カラスの頭のいいところは、埒があかないと見るとすぐに別の枝に移ってヒナの背後から攻撃をしかけることです。絵のように下に横枝が何本も出ているような巣はカラスにとっておあつらえ向きの攻撃対象。逆に言えば、そうした横枝をもたない巣はカラスに対して安全な巣ということになります。もちろん全く枝が無いのが理想ですが、1本だけならまだ対処できます。ヒナはただ1ヶ所の守りを固めればいいだけですから。そうなると、カラスも容易には手を出せません。

とにかく、何本も横枝があるとカラスは次々に枝を移動し、素早く次の攻撃に移れるわけです。ここでヒナの弱点が露わになります。カラスの移動は一瞬ですが、ヒナはゆっくりとしか巣の中で向きを変えられません。突っつきの早さは一人前でも、足元はまだまだ覚束ないのです。よたよたとカラスのほうに向き直っている間にカラスの攻撃を受けて一巻の終わりです。ヒナを巣から引きずり出して地上に落としてしまえば、たとえ親が戻ってこようが為す術がありません。
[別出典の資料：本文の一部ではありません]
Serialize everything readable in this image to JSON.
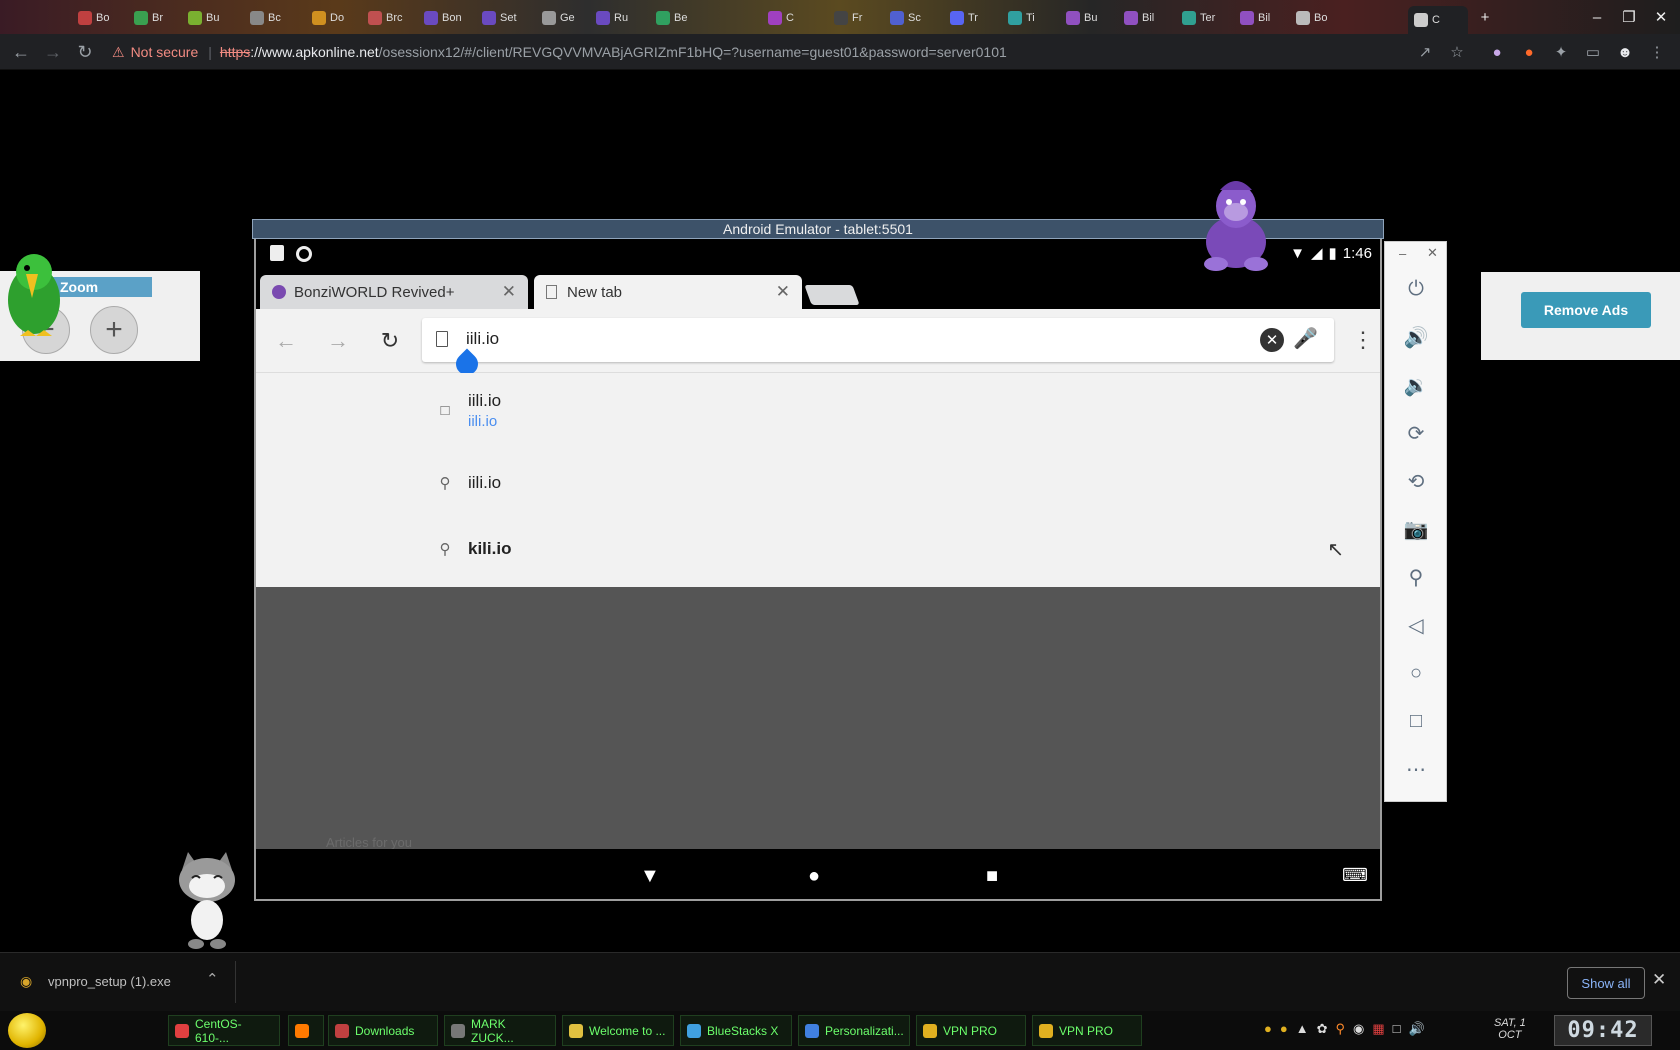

6月はヒナがすくすくと育って生命力に溢れる季節。しかし、一方では死の気配が濃厚に感じられる季節でもあります。少し前まで4羽もいて賑やかだった巣が、次に見たら2羽、さらにカラスに襲われて1羽と、どんどん減っていきます。そうした巣が全てではないにしろ、ヒナが次々に生まれ、あるところでピークを迎えた後はヒナの数は減る一方。3週目、4週目という齢はアオサギのヒナにとって死と隣り合わせの期間なのです。けれども、ほとんどの巣ではすでにこの期間を過ぎました。ヒナの減少曲線も6月も終わりともなればかなり緩やかになっているはずです。7月、これからヒナがいなくなるとすれば、それはヒナ自らの選択によるもの。巣立ちの季節到来です。